Madea's Family Reunion fails in just about every way imaginable. Some scenes are about as easy to swallow as having an ocean liner shoved down your throat (like the opening scene where a guy somehow surprises his girlfriend with rose petals leading to a filled bath and a small orchestra sitting by the tub without her knowing), while others are just plain ludicrous, such as the scene where Carlos and the sisters' evil mother are plotting and say their dialogue with such evil glee that you're surprised they don't chew a hole right through the scenery. All the dramatic moments are played so broad that I quite literally could not stop laughing at some of them, such as the out of the blue poetry session during the reunion scene. The comedic scenes, on the other hand, come across more as being just plain wrong. Take the scene where a small group of dirty old men spot a sexy teenage girl dressed in a revealing outfit, and have her reach far into a cooler for a drink so they can film the act with a video camera, and make leering faces at her behind her back. That's not funny, that's just plain creepy. There's not one single second of Madea's Family Reunion that works the way that Tyler Perry intends it to. Even if the film's title character was played by a real woman instead of a guy in unconvincing drag, this movie still would not work in any way.

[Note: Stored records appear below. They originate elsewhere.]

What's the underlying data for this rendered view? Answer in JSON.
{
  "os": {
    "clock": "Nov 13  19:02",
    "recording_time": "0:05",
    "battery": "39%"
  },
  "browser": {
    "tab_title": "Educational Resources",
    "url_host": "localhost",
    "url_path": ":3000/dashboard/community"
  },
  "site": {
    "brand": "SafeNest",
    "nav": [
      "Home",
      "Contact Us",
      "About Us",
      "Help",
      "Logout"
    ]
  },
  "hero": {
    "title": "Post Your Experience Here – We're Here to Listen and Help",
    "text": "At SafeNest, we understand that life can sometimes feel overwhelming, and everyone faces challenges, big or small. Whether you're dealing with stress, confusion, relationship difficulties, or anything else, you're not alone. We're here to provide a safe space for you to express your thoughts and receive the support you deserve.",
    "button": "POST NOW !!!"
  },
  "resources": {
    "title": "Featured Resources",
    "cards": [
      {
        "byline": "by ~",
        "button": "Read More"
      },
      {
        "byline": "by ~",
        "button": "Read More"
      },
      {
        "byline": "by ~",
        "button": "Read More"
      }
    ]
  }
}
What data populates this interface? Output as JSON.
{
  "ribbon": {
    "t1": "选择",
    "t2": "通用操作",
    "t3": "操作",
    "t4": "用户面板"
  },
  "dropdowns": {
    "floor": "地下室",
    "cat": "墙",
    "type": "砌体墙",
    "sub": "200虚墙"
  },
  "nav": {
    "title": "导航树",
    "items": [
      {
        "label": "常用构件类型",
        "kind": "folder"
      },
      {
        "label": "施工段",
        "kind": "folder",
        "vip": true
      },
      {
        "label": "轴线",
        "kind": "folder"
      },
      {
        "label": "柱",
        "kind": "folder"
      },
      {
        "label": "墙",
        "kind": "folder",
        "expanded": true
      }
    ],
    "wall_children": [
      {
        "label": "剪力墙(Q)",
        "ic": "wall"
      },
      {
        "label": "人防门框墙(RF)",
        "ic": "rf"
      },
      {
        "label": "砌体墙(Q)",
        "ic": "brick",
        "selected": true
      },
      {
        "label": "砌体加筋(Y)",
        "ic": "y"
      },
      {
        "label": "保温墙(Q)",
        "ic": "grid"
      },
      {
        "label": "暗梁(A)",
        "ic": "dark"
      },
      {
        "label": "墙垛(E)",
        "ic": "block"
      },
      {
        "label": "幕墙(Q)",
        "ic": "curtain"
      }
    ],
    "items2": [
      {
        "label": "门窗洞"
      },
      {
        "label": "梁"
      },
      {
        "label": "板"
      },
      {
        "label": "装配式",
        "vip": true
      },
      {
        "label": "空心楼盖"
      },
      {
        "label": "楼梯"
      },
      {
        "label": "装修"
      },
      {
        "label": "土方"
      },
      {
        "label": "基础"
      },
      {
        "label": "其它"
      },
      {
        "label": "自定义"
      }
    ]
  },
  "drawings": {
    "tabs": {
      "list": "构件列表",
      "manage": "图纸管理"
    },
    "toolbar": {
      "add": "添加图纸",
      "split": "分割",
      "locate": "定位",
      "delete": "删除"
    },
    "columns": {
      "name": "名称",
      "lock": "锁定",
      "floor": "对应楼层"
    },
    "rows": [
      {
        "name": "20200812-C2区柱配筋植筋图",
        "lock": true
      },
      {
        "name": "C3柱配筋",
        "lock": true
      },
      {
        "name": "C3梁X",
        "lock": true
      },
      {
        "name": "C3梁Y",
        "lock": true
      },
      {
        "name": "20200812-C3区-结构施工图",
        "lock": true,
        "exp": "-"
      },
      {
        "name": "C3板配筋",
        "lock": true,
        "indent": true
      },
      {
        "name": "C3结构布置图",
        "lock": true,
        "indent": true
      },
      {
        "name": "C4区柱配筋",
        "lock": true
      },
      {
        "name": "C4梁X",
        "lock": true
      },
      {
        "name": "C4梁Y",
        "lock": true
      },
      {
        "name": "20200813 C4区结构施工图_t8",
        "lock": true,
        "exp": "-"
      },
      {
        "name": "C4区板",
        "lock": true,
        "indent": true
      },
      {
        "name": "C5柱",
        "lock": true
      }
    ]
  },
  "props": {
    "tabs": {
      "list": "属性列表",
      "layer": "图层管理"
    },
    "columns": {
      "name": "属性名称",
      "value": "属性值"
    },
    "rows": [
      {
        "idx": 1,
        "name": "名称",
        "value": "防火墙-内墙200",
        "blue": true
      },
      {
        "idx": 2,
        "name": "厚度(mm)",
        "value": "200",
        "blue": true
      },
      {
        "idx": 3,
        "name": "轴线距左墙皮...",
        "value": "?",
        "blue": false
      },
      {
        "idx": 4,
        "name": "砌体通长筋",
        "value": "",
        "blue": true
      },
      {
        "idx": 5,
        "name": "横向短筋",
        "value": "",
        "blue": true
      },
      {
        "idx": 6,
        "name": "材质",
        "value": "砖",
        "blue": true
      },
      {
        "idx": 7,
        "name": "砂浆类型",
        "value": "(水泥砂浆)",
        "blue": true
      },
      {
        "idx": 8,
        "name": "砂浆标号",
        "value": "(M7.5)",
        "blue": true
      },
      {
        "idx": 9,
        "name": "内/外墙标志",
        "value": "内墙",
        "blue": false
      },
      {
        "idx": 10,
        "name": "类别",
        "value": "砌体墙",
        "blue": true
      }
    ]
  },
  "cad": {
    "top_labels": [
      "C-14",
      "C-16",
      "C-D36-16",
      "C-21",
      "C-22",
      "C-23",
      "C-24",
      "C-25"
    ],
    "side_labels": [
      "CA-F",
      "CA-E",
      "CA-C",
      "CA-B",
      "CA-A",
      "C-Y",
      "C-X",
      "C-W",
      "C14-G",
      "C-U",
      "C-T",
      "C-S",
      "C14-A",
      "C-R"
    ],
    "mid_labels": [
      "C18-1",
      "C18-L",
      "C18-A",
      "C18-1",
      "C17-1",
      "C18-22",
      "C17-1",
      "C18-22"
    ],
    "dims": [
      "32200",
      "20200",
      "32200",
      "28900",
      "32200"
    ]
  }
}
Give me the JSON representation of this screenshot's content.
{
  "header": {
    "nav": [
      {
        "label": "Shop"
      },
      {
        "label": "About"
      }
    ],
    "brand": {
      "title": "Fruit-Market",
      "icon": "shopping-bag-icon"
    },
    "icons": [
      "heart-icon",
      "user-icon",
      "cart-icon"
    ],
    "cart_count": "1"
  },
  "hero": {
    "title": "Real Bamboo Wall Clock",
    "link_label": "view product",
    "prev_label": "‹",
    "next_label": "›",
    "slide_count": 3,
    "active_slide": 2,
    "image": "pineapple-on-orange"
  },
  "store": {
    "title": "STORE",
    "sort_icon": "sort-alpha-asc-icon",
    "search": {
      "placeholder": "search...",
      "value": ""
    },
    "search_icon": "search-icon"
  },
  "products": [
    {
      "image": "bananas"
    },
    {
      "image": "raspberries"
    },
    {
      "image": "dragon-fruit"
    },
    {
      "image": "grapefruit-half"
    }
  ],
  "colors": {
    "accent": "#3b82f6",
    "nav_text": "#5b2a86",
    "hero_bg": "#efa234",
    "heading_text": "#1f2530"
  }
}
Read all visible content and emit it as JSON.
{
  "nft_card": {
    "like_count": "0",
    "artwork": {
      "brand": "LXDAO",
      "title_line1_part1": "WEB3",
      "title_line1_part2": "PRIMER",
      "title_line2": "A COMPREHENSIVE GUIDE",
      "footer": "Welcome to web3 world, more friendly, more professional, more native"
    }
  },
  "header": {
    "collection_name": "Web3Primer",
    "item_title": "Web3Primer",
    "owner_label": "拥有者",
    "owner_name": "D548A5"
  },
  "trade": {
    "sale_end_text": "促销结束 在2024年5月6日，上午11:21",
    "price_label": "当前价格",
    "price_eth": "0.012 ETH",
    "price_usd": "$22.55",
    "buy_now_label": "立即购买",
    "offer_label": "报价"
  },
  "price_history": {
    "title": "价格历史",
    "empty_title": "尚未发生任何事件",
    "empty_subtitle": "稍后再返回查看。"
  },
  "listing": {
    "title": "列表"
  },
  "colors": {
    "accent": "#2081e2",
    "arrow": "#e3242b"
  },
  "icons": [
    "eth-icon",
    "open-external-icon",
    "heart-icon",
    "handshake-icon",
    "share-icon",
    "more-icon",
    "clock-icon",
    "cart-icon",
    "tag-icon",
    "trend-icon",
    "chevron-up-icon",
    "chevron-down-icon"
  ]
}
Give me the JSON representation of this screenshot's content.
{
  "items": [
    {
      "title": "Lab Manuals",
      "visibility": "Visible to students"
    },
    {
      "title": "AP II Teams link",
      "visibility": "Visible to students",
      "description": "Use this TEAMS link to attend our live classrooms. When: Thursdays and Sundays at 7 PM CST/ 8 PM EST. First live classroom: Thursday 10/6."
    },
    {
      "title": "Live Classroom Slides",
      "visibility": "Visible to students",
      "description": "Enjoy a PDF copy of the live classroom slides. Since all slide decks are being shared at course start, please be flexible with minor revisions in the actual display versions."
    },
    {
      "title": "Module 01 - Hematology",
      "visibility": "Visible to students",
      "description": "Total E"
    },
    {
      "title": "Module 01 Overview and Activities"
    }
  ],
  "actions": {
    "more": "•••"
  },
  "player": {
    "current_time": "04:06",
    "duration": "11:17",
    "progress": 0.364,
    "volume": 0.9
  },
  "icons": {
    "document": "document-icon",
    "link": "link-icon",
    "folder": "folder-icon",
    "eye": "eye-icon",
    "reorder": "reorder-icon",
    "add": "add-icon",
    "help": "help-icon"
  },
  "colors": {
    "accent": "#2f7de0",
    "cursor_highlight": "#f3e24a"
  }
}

I am positively mystified by the audience's reaction to this film who seemed to be eating this stuff up. Not one single second is honest, true, or even entertaining in the slightest. It is a vile, miscalculated, ugly little movie that made me feel worse as it went along. Madea obviously tries to lift our spirits, but I was too busy wondering how any movie could possibly be this bad. I don't know, maybe something got lost in the transition from the stage to the screen. I can't see how, though. For all its messages of peace and love, this movie is a surprisingly hateful and angry little piece of bitterness. Apparently there's more Madea movies on the way, as Lion's Gate Films gave Perry a 7-film deal after Diary became a surprise hit. If the promise of more Madea doesn't make you scared to set foot inside a theater, nothing will.

See the movie times in your area or buy the DVD at Amazon.com!

1 comments

1 Comments:

  • I loved it, the poem was inspirational and I felt it was used at the appropriate time. In the scene it wasn’t suppose to be a poem, it’s to be believed that she is actually telling the family members this. Excellent poem, I wish I knew the title.